Yeeesss. I never claimed that defence.
 
My 2 cents
and the Wikipedia on Rechtsstaat, still to superficial for such a fundamental principle in many (older) democracies, is a good intro.
They seem fair enough.

Another difference is that capital in Europe has developed in a situation of a necessity to manage scarcity. The more "darwinian" US model didn't. The underlying US assumption tends to be that resources are pretty much endless, and — possibly more importantly, so is labour.

The European political leaders and "captains of industry" in the 19th c. came up against a double challenge of politics (revolutions, the major vawes of 1789, 1830, 1848 — and how to avoid this trend to continue), and the need to actually husband, and actively improve, the labour force it could draw on.
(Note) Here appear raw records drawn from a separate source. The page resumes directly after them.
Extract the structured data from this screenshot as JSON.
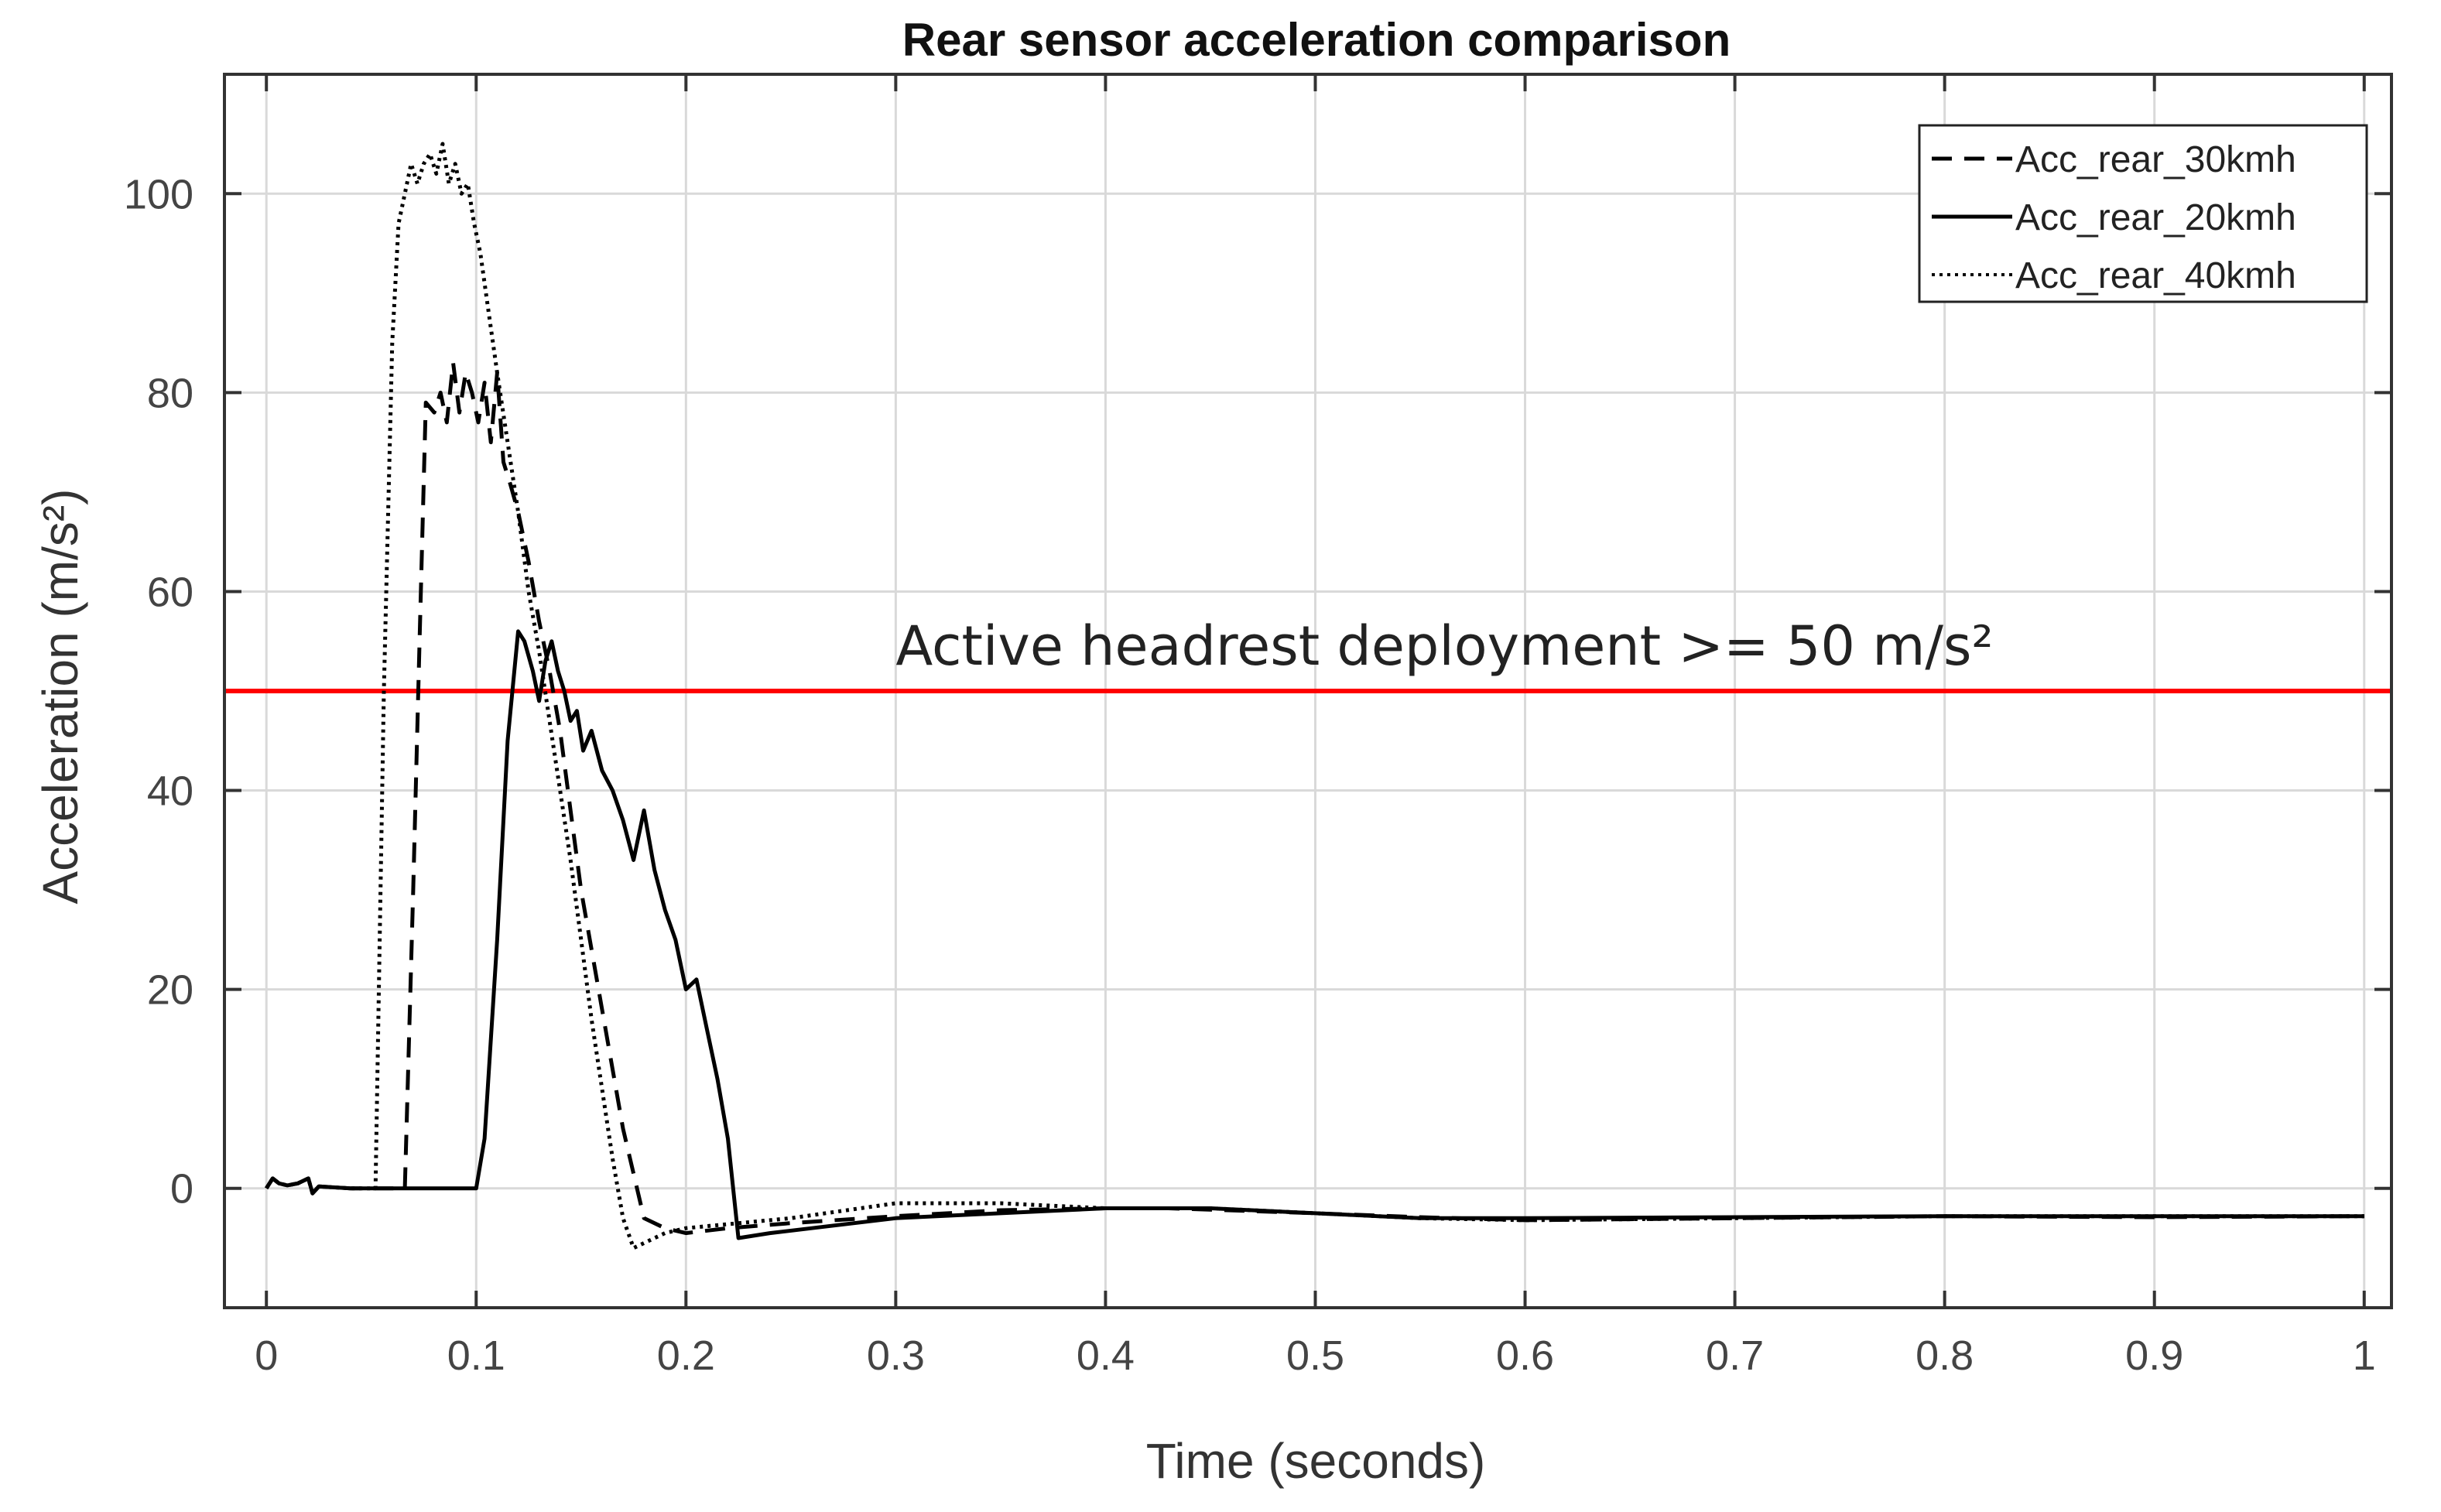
{
  "chart_data": {
    "type": "line",
    "title": "Rear sensor acceleration comparison",
    "xlabel": "Time (seconds)",
    "ylabel": "Acceleration (m/s²)",
    "xlim": [
      -0.02,
      1.013
    ],
    "ylim": [
      -12,
      112
    ],
    "xticks": [
      0,
      0.1,
      0.2,
      0.3,
      0.4,
      0.5,
      0.6,
      0.7,
      0.8,
      0.9,
      1
    ],
    "xtick_labels": [
      "0",
      "0.1",
      "0.2",
      "0.3",
      "0.4",
      "0.5",
      "0.6",
      "0.7",
      "0.8",
      "0.9",
      "1"
    ],
    "yticks": [
      0,
      20,
      40,
      60,
      80,
      100
    ],
    "ytick_labels": [
      "0",
      "20",
      "40",
      "60",
      "80",
      "100"
    ],
    "grid": true,
    "legend_position": "top-right",
    "threshold": {
      "value": 50,
      "color": "#ff0000",
      "label": "Active headrest deployment >= 50 m/s²"
    },
    "series": [
      {
        "name": "Acc_rear_30kmh",
        "style": "dashed",
        "x": [
          0,
          0.003,
          0.006,
          0.01,
          0.015,
          0.02,
          0.022,
          0.025,
          0.04,
          0.06,
          0.066,
          0.07,
          0.073,
          0.076,
          0.08,
          0.083,
          0.086,
          0.089,
          0.092,
          0.095,
          0.098,
          0.101,
          0.104,
          0.107,
          0.11,
          0.113,
          0.116,
          0.12,
          0.125,
          0.13,
          0.135,
          0.14,
          0.145,
          0.15,
          0.16,
          0.17,
          0.18,
          0.19,
          0.2,
          0.22,
          0.25,
          0.3,
          0.35,
          0.4,
          0.43,
          0.5,
          0.55,
          0.6,
          0.65,
          0.7,
          0.8,
          0.9,
          1.0
        ],
        "y": [
          0,
          1,
          0.5,
          0.3,
          0.5,
          1,
          -0.5,
          0.2,
          0,
          0,
          0,
          30,
          55,
          79,
          78,
          80,
          77,
          83,
          78,
          82,
          80,
          77,
          81,
          75,
          82,
          73,
          71,
          68,
          63,
          57,
          52,
          46,
          38,
          30,
          18,
          6,
          -3,
          -4,
          -4.5,
          -4,
          -3.5,
          -2.8,
          -2.2,
          -2,
          -2,
          -2.5,
          -2.9,
          -3.2,
          -3.1,
          -3,
          -2.8,
          -2.9,
          -2.8
        ]
      },
      {
        "name": "Acc_rear_20kmh",
        "style": "solid",
        "x": [
          0,
          0.003,
          0.006,
          0.01,
          0.015,
          0.02,
          0.022,
          0.025,
          0.04,
          0.07,
          0.1,
          0.104,
          0.11,
          0.115,
          0.12,
          0.123,
          0.127,
          0.13,
          0.133,
          0.136,
          0.139,
          0.142,
          0.145,
          0.148,
          0.151,
          0.155,
          0.16,
          0.165,
          0.17,
          0.175,
          0.18,
          0.185,
          0.19,
          0.195,
          0.2,
          0.205,
          0.21,
          0.215,
          0.22,
          0.225,
          0.24,
          0.26,
          0.3,
          0.35,
          0.4,
          0.45,
          0.5,
          0.55,
          0.6,
          0.7,
          0.8,
          0.9,
          1.0
        ],
        "y": [
          0,
          1,
          0.5,
          0.3,
          0.5,
          1,
          -0.5,
          0.2,
          0,
          0,
          0,
          5,
          25,
          45,
          56,
          55,
          52,
          49,
          53,
          55,
          52,
          50,
          47,
          48,
          44,
          46,
          42,
          40,
          37,
          33,
          38,
          32,
          28,
          25,
          20,
          21,
          16,
          11,
          5,
          -5,
          -4.5,
          -4,
          -3,
          -2.5,
          -2,
          -2,
          -2.5,
          -3,
          -3,
          -2.9,
          -2.8,
          -2.8,
          -2.8
        ]
      },
      {
        "name": "Acc_rear_40kmh",
        "style": "dotted",
        "x": [
          0,
          0.003,
          0.006,
          0.01,
          0.015,
          0.02,
          0.022,
          0.025,
          0.04,
          0.052,
          0.056,
          0.06,
          0.063,
          0.066,
          0.069,
          0.072,
          0.075,
          0.078,
          0.081,
          0.084,
          0.087,
          0.09,
          0.093,
          0.096,
          0.099,
          0.102,
          0.106,
          0.11,
          0.115,
          0.12,
          0.125,
          0.13,
          0.135,
          0.14,
          0.145,
          0.15,
          0.155,
          0.16,
          0.165,
          0.17,
          0.175,
          0.18,
          0.19,
          0.2,
          0.25,
          0.3,
          0.35,
          0.4,
          0.45,
          0.5,
          0.55,
          0.6,
          0.65,
          0.7,
          0.8,
          0.9,
          1.0
        ],
        "y": [
          0,
          1,
          0.5,
          0.3,
          0.5,
          1,
          -0.5,
          0.2,
          0,
          0,
          50,
          85,
          97,
          100,
          103,
          101,
          103,
          104,
          102,
          105,
          101,
          103,
          100,
          101,
          97,
          94,
          88,
          82,
          75,
          68,
          60,
          54,
          47,
          40,
          33,
          25,
          17,
          10,
          3,
          -3,
          -6,
          -5.5,
          -4.5,
          -4,
          -3,
          -1.5,
          -1.5,
          -2,
          -2,
          -2.5,
          -3,
          -3.2,
          -3.1,
          -3,
          -2.8,
          -2.8,
          -2.8
        ]
      }
    ]
  }
}
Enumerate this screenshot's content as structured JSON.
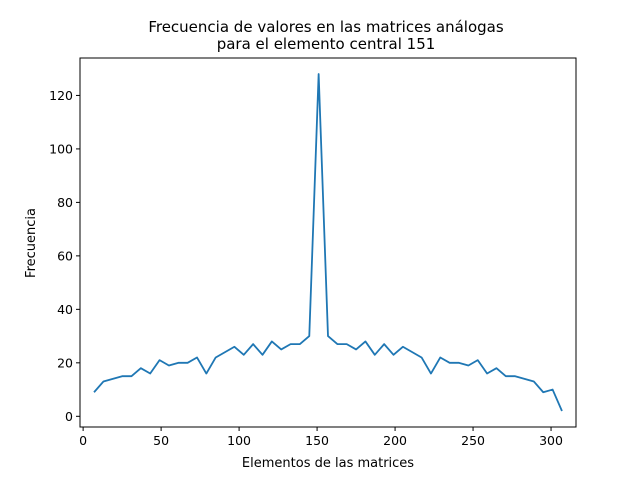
{
  "chart_data": {
    "type": "line",
    "title_lines": [
      "Frecuencia de valores en las matrices análogas",
      "para el elemento central 151"
    ],
    "xlabel": "Elementos de las matrices",
    "ylabel": "Frecuencia",
    "xlim": [
      -2,
      316
    ],
    "ylim": [
      -4,
      134
    ],
    "xticks": [
      0,
      50,
      100,
      150,
      200,
      250,
      300
    ],
    "yticks": [
      0,
      20,
      40,
      60,
      80,
      100,
      120
    ],
    "grid": false,
    "line_color": "#1f77b4",
    "series": [
      {
        "x": [
          7,
          13,
          19,
          25,
          31,
          37,
          43,
          49,
          55,
          61,
          67,
          73,
          79,
          85,
          91,
          97,
          103,
          109,
          115,
          121,
          127,
          133,
          139,
          145,
          151,
          157,
          163,
          169,
          175,
          181,
          187,
          193,
          199,
          205,
          211,
          217,
          223,
          229,
          235,
          241,
          247,
          253,
          259,
          265,
          271,
          277,
          283,
          289,
          295,
          301,
          307
        ],
        "values": [
          9,
          13,
          14,
          15,
          15,
          18,
          16,
          21,
          19,
          20,
          20,
          22,
          16,
          22,
          24,
          26,
          23,
          27,
          23,
          28,
          25,
          27,
          27,
          30,
          128,
          30,
          27,
          27,
          25,
          28,
          23,
          27,
          23,
          26,
          24,
          22,
          16,
          22,
          20,
          20,
          19,
          21,
          16,
          18,
          15,
          15,
          14,
          13,
          9,
          10,
          2
        ]
      }
    ]
  }
}
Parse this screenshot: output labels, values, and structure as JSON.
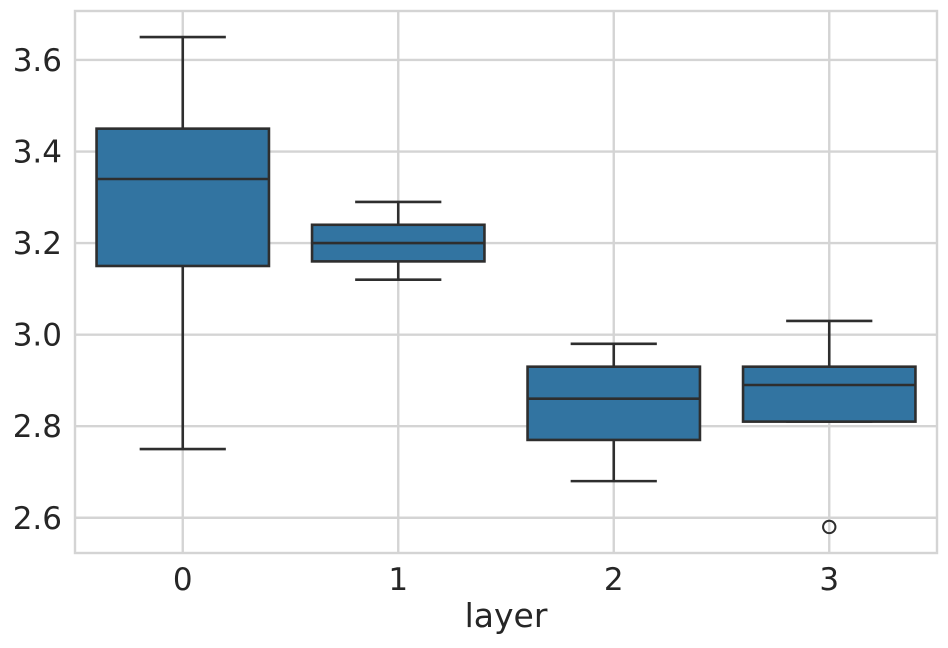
{
  "chart_data": {
    "type": "boxplot",
    "title": "",
    "xlabel": "layer",
    "ylabel": "",
    "categories": [
      "0",
      "1",
      "2",
      "3"
    ],
    "yticks": [
      2.6,
      2.8,
      3.0,
      3.2,
      3.4,
      3.6
    ],
    "ytick_precision": 1,
    "ylim": [
      2.523,
      3.707
    ],
    "grid": true,
    "legend": false,
    "boxes": [
      {
        "category": "0",
        "whisker_low": 2.75,
        "q1": 3.15,
        "median": 3.34,
        "q3": 3.45,
        "whisker_high": 3.65,
        "outliers": []
      },
      {
        "category": "1",
        "whisker_low": 3.12,
        "q1": 3.16,
        "median": 3.2,
        "q3": 3.24,
        "whisker_high": 3.29,
        "outliers": []
      },
      {
        "category": "2",
        "whisker_low": 2.68,
        "q1": 2.77,
        "median": 2.86,
        "q3": 2.93,
        "whisker_high": 2.98,
        "outliers": []
      },
      {
        "category": "3",
        "whisker_low": 2.81,
        "q1": 2.81,
        "median": 2.89,
        "q3": 2.93,
        "whisker_high": 3.03,
        "outliers": [
          2.58
        ]
      }
    ],
    "colors": {
      "box_fill": "#3274A1",
      "line": "#2E2E2E",
      "grid": "#D4D4D4",
      "text": "#262626",
      "background": "#FFFFFF"
    }
  }
}
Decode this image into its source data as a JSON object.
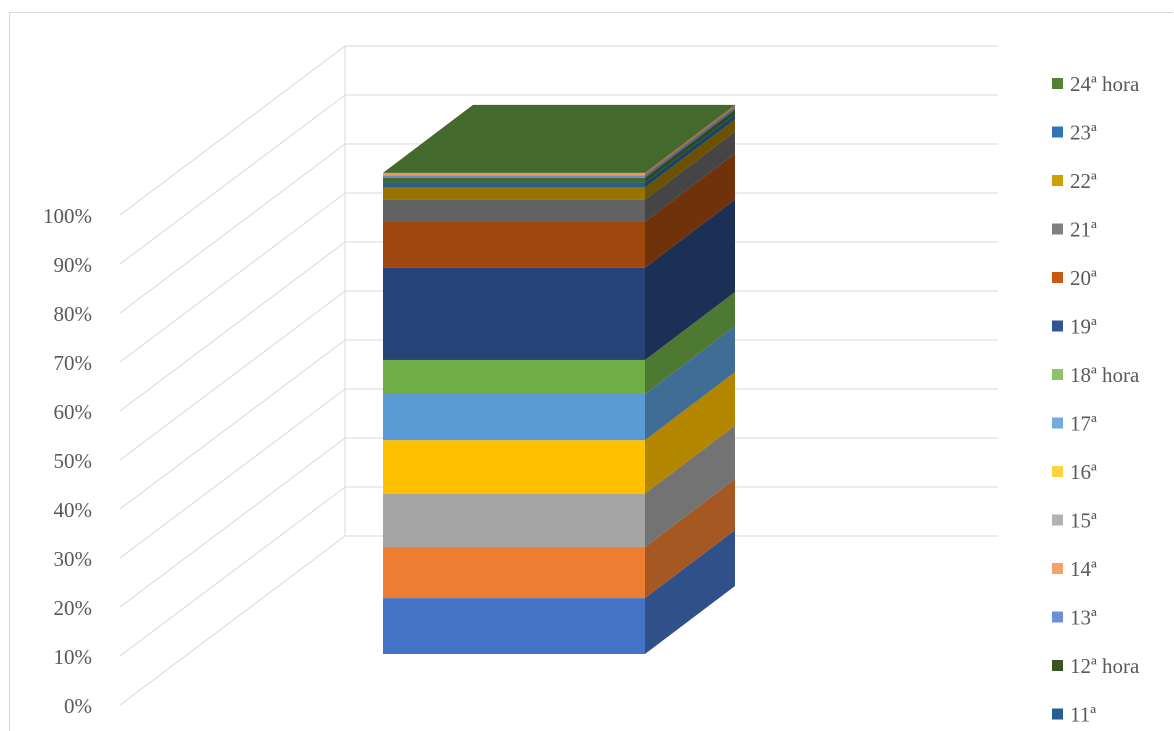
{
  "chart_data": {
    "type": "bar",
    "stacked": true,
    "three_d": true,
    "title": "",
    "xlabel": "",
    "ylabel": "",
    "ylim": [
      0,
      100
    ],
    "y_ticks": [
      "0%",
      "10%",
      "20%",
      "30%",
      "40%",
      "50%",
      "60%",
      "70%",
      "80%",
      "90%",
      "100%"
    ],
    "grid": true,
    "legend_position": "right",
    "categories": [
      ""
    ],
    "series": [
      {
        "name": "11ª",
        "legend": "11ª",
        "color": "#4472C4",
        "values": [
          11.5
        ]
      },
      {
        "name": "12ª hora",
        "legend": "12ª hora",
        "color": "#ED7D31",
        "values": [
          10.5
        ]
      },
      {
        "name": "13ª",
        "legend": "13ª",
        "color": "#A5A5A5",
        "values": [
          11.0
        ]
      },
      {
        "name": "14ª",
        "legend": "14ª",
        "color": "#FFC000",
        "values": [
          11.0
        ]
      },
      {
        "name": "15ª",
        "legend": "15ª",
        "color": "#5B9BD5",
        "values": [
          9.5
        ]
      },
      {
        "name": "16ª",
        "legend": "16ª",
        "color": "#70AD47",
        "values": [
          7.0
        ]
      },
      {
        "name": "17ª",
        "legend": "17ª",
        "color": "#264478",
        "values": [
          19.0
        ]
      },
      {
        "name": "18ª hora",
        "legend": "18ª hora",
        "color": "#9E480E",
        "values": [
          9.5
        ]
      },
      {
        "name": "19ª",
        "legend": "19ª",
        "color": "#636363",
        "values": [
          4.5
        ]
      },
      {
        "name": "20ª",
        "legend": "20ª",
        "color": "#997300",
        "values": [
          2.5
        ]
      },
      {
        "name": "21ª",
        "legend": "21ª",
        "color": "#255E91",
        "values": [
          1.0
        ]
      },
      {
        "name": "22ª",
        "legend": "22ª",
        "color": "#43682B",
        "values": [
          1.0
        ]
      },
      {
        "name": "23ª",
        "legend": "23ª",
        "color": "#698ED0",
        "values": [
          0.5
        ]
      },
      {
        "name": "24ª hora",
        "legend": "24ª hora",
        "color": "#F1975A",
        "values": [
          0.5
        ]
      }
    ],
    "legend": [
      {
        "label": "24ª hora",
        "color": "#548235"
      },
      {
        "label": "23ª",
        "color": "#2E75B6"
      },
      {
        "label": "22ª",
        "color": "#C9A100"
      },
      {
        "label": "21ª",
        "color": "#808080"
      },
      {
        "label": "20ª",
        "color": "#C55A11"
      },
      {
        "label": "19ª",
        "color": "#2F5597"
      },
      {
        "label": "18ª hora",
        "color": "#8FC16A"
      },
      {
        "label": "17ª",
        "color": "#76A9DD"
      },
      {
        "label": "16ª",
        "color": "#FFD23F"
      },
      {
        "label": "15ª",
        "color": "#B2B2B2"
      },
      {
        "label": "14ª",
        "color": "#F4A26B"
      },
      {
        "label": "13ª",
        "color": "#6E8FD6"
      },
      {
        "label": "12ª hora",
        "color": "#375623"
      },
      {
        "label": "11ª",
        "color": "#255E91"
      }
    ],
    "top_face_color": "#44692C"
  }
}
Nowhere more pronounced than in second-half of the 19th c. France, which had to attract foreign labour in order to just maintain its pool of workers.

Things like the formula 8 hours of work, 8 hours of sleep, 8 hours of leisure, wasn't implemented on wholly altruistic terms — it was actually underpinned with serious physiological research (Angelo Mosso et al.) in the 19th c. And the objective wasn't to be "nice" to workers, but a realisations that rest and recuperation were essential to not wear a limited work-force out, and allow it to operate at a maximum rate of efficiency that would be SUSTAINABLE pretty much indefinitely.

Add government funded one-payer public health systems to the mix, and we pretty much get the modern European situation. But not the US one. The UK would seem to fall somewhere in between. And "neoliberal economics" has been making inroads into continental Europe since the 1980's, because looked at in some ways the US/UK models seem(ed) to be working.

The very general pattern of what the modern states does — and ends up having expectations to meet from its citizens — is 1) effective national defense (16th-17th c.), 2) public education (18th-19th c.), 3) public health (19th-20th c.). Mileage will vary otoh, and all nations don't make quite the same priorities. Generally speaking the Western European expectation are for the state to do all three quite well. The US seems sort of undecided about the role of the state in everything but national defense. (And many Russians seem more or less be OK with a state that only really provides national defense.)
 
And "neoliberal economics" has been making inroads into continental Europe since the 1980's, because looked at in some ways the US/UK models seem(ed) to be working.

It was and is all smoke and mirrors, it wasn't working in the UK, crashed in 2008 and it will crash again.
 
It was and is all smoke and mirrors, it wasn't working in the UK, crashed in 2008 and it will crash again.
A bad idea from the start, and a good reason to avoid a repeat.

But Trump is still heading the US that way, again. And nothing says the UK conservatives aren't either — except the prospects of the UK's economic future are unusually murky over Brexit, so most bets are off.
 
removed because I didn't intend to enocurage extremist haters
Please use the delete function in future. That's what it's there for.